The following letter can be found in the first volume of Letters of Note.
It’s somewhat reassuring to know that over a thousand years ago, human beings were frequently making drunken fools of themselves at dinner parties and waking up the next day overcome with regret. In fact, this was such a regular occurrence in one region of China that a standard form letter of apology—pictured above—was created by the area’s beautifully named “Dunhuang Bureau of Etiquette,” copies regularly signed by hungover local officials and handed, with heads bowed, to disappointed dinner hosts. A ready-made apology and acceptance for the previous night’s bad behaviour. This particular version, which even included a suggested response, was discovered in a cave in 1900 and has been dated to AD 856.
Yesterday, having drunk too much, I was intoxicated as to pass all bounds; but none of the rude and coarse language I used was uttered in a conscious state. The next morning, after hearing others speak on the subject, I realised what had happened, whereupon I was overwhelmed with confusion and ready to sink into the earth with shame. It was due to a vessel of my small capacity being filled for the nonce too full. I humbly trust that you in your wise benevolence will not condemn me for my transgression. Soon I will come to apologise in person, but meanwhile I beg to send this written communication for your kind inspection. Leaving much unsaid, I am yours respectfully.

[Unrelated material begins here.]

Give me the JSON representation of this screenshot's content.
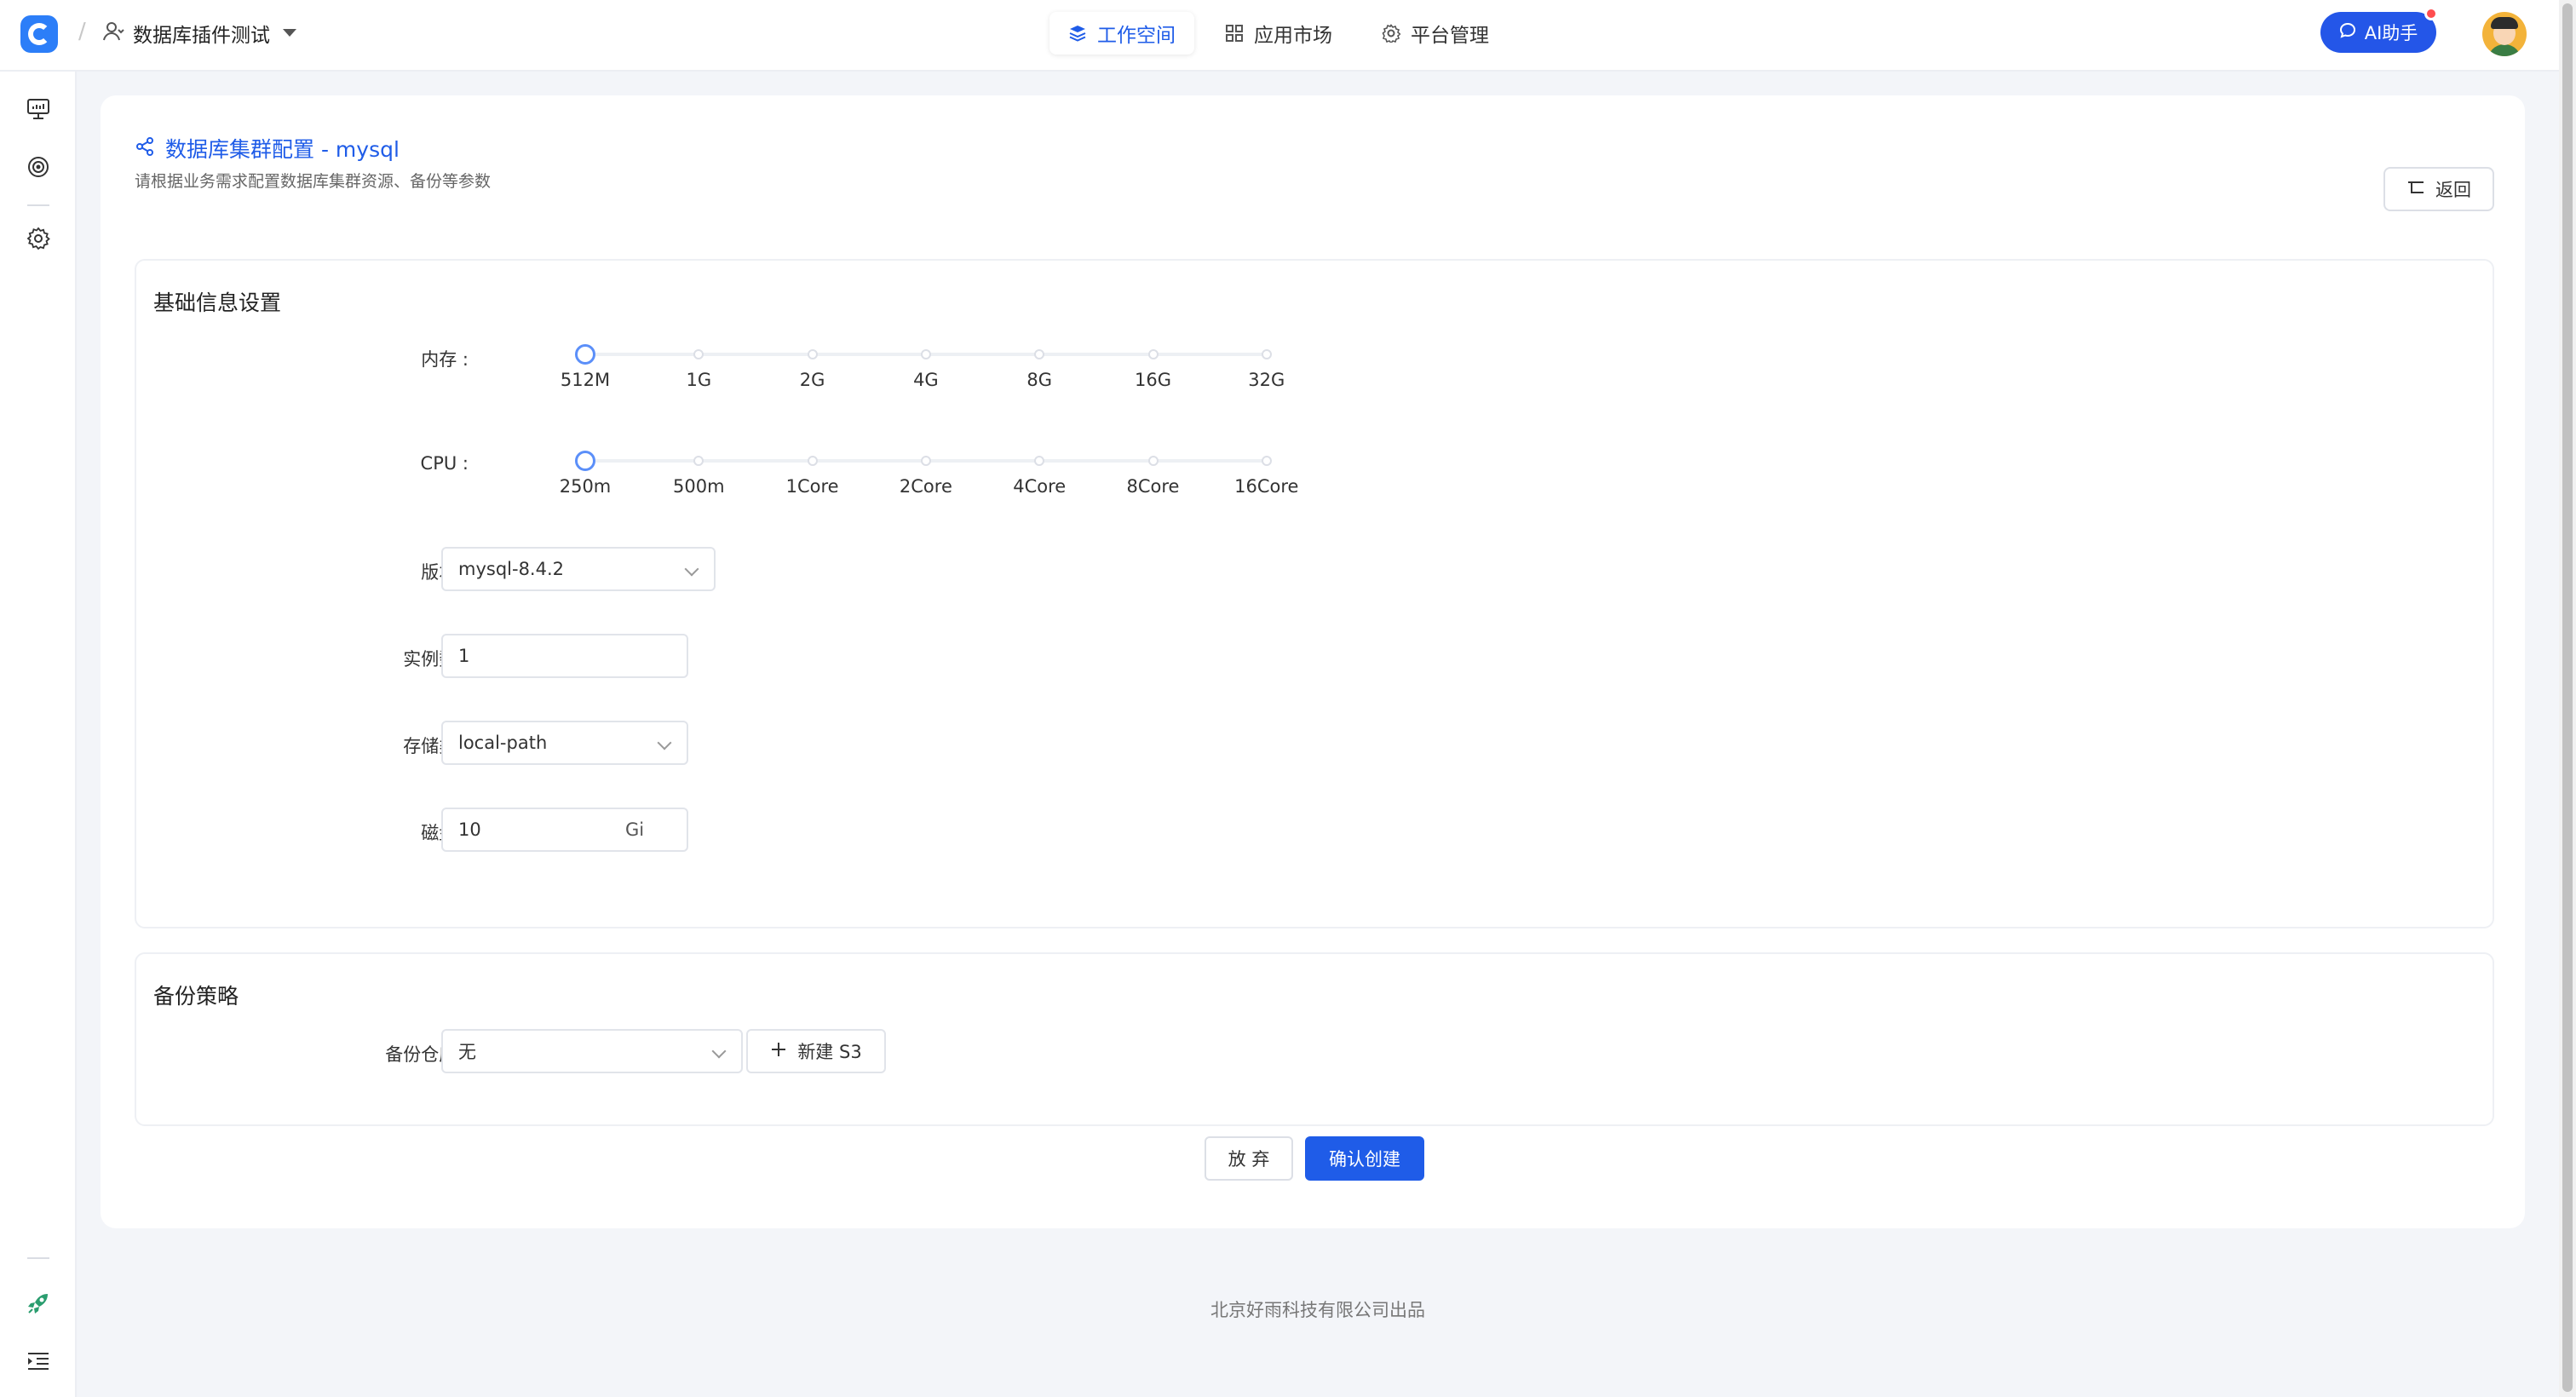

Yesterday, Sir, while in your cups, you so far overstepped the observances of polite society as to forfeit the name of gentleman, and made me wish to have nothing more to do with you. But since you now express your shame and regret for what has occurred, I would suggest that we meet again for a friendly talk.
That's fascinating, and I love signing off with "leaving much unsaid...", I shall borrow that!
I'm guessing this was written on durable paper, something like Washi (Japanese paper), which lasts for up to two thousand years! One of the oldest letters of note and still useful.